Les parents infertiles sont de plus en plus nombreux pour profiter d'une mère porteuse pour avoir un enfant. Aux États-Unis et en Inde, les cliniques spécialisées sont disponibles pour faciliter le processus de trouver une mère porteuse pour les couples infertiles qui viennent de l'étranger. La plupart des Etats, membres du Conseil de l'Europe, interdisent la gestation pour autrui, ce qui oblige de nombreux couples européens à se tourner vers l'étranger pour les services de substitution.
La France refuse l'enregistrement des enfants nés d'une mère porteuse
Les couples Mennesson et Labassée, tous les deux Français, ont utilisé les services d'une mère porteuse aux États-Unis. En rentrant chez eux, les autorités françaises ont informé les couples qu'ils soupçonnaient que les enfants sont nés grâce à une mère porteuse et de ce fait ne pouvaient pas être enregistrés par l'officier d'état civil. Les deux couples ont demandé un recours devant les tribunaux français, et les deux demandes ont été rejetées parce que l'utilisation des mères porteuses est interdite en France.

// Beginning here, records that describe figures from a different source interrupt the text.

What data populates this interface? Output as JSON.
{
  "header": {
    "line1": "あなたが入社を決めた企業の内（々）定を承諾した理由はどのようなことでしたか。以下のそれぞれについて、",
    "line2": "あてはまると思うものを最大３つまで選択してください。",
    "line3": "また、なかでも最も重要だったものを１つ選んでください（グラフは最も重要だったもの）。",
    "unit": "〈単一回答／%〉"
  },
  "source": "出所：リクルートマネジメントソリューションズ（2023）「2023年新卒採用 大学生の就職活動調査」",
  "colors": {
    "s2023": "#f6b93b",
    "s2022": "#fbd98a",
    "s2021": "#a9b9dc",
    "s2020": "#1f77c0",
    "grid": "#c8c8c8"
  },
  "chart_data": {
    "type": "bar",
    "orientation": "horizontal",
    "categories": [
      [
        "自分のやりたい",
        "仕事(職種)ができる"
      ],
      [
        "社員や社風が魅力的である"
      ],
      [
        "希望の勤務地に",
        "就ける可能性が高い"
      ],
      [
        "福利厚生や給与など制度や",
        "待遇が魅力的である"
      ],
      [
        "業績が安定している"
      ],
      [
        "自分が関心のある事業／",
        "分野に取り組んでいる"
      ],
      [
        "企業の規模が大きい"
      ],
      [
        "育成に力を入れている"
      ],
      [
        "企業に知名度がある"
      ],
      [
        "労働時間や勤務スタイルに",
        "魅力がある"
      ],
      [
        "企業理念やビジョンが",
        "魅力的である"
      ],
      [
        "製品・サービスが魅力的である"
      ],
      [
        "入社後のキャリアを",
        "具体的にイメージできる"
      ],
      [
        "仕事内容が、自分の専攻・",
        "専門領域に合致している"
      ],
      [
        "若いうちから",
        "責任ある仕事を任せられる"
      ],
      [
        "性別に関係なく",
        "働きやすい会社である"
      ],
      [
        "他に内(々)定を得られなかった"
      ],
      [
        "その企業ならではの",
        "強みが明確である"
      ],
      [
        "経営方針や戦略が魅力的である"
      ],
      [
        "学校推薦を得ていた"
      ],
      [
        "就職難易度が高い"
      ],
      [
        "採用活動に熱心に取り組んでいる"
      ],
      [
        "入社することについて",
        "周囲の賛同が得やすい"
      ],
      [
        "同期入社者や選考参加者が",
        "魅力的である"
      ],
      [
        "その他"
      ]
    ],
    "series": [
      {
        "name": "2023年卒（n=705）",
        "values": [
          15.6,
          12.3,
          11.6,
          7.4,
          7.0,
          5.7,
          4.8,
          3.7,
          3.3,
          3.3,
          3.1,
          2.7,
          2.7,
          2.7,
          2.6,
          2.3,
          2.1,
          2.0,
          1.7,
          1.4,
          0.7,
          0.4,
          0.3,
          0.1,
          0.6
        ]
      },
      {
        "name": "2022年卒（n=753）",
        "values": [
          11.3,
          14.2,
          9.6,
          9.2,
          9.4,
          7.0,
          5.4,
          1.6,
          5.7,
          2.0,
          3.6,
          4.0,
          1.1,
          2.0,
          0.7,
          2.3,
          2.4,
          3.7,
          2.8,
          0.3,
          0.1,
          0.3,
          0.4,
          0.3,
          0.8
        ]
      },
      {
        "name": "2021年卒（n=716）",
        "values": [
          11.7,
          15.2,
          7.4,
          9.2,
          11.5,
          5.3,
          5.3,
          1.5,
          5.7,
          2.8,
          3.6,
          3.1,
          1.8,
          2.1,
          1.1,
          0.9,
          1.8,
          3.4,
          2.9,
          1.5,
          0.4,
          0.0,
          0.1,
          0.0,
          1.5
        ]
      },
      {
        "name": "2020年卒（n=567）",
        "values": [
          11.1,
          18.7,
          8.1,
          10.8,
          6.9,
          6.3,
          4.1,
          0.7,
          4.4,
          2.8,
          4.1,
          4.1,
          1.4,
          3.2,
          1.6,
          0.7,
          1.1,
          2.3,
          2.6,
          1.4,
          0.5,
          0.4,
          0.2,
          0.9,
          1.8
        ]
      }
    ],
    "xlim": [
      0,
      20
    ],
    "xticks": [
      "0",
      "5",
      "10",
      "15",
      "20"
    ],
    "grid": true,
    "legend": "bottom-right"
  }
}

Les tribunaux ont dit que l'enregistrement des enfants ouvrirait une faille dans la loi et encouragerait d'autres couples à aller à l'étranger pour ce genre de services. Les tribunaux ont souligné que les décisions n'étaient pas une violation des droits des parents à la vie privée et à la vie de famille, puisque l'acte même de l'enregistrement des enfants n'a pas d'incidences directes sur la relation entre les parents et leurs enfants.
Des revendications distinctes
Les parents ont décidé de se tourner vers la Cour européenne des droits de l'homme. Dans Mennesson c. France (revendication 65192/11) et Labassée c. France (revendication 65941/11), des demandes séparées ont été faites au nom des parents et des enfants dans les deux cas. La Cour a examiné les demandes de chaque couple séparément et a tiré des conclusions différentes pour les demandes des parents et des enfants.
En examinant les demandes des parents, la Cour a conclu que l'ingérence, par les autorités françaises dans la vie privée et des décisions personnelles des parents, a été légalement fondée et justifiée parce que la France a tenté de décourager les autres couples français d'aller à l'étranger pour les services de ce genre. Les juges de Strasbourg ont décidé que les parents n'avaient pas été en mesure de prouver que le refus de l'enregistrement des enfants serait en aucune façon une interférence dans le fonctionnement normal de leur famille, car ils étaient toujours autorisés à s'installer en France. Par conséquent, les tribunaux locaux avaient correctement concilié les intérêts des familles et de l'Etat.
L'identité des enfants et le droit à la vie privée
La Cour est parvenue à une décision différente après avoir délibéré les demandes des enfants. Les juges ont souligné le fait que les enfants ont été laissés dans un état d'incertitude juridique par le refus d'être enregistrés. Bien que les enfants avaient été enregistrés comme des enfants de donneurs de cellules aux États-Unis, le refus des autorités françaises de les enregistrer a menacé leur statut et leur protection juridique dans leur nouvelle patrie.
Le refus d'enregistrement a également menacé leur propre identité d'un point de vue juridique et personnel, et pourrait influer sur leur capacité à s'identifier en tant que membres de la société française. Bien que les pères étaient français et il n'y avait pas de doute sur leur paternité, les enfants ont néanmoins été laissés sans la certitude d'obtenir la nationalité française. En outre, il serait impossible pour les enfants d'hériter de leurs parents sans être légalement enregistrés comme leurs enfants.
La Cour a pris en compte l'importance de la formation de l'identité. Compte tenu de l'impact négatif potentiel sur les enfants, à la fois légalement et personnellement, la Cour a jugé que les autorités françaises ont fait une intervention injustifiée sur le droit des enfants à la vie privée et ont violé l'article 8 de la Convention des droits de l'homme. La Cour a alloué aux deux enfants 5,000 € de dommages et intérêts.
Deux autres cas d'utilisation de mère porteuse sont encore en attente de jugement devant la Cour. Dans Paradiso & Campanelli c. Italie, les autorités italiennes ont éloigné un enfant, né d'une mère porteuse russe, de ses parents, et dans D. & R. c. Belgique, on a refusé l'entrée en Belgique des enfants nés d'une mère porteuse ukrainienne.
Il est facile d'imaginer une situation similaire impliquant le droit polonais. Selon le Code de la famille, la mère d'un enfant est identifiée comme la personne en charge de la grossesse même si elle est une mère porteuse. Le seul moyen pour les parents infertiles reste l'adoption. Mais cela implique un processus très compliqué, surtout lorsque l'enfant vit à l'étranger.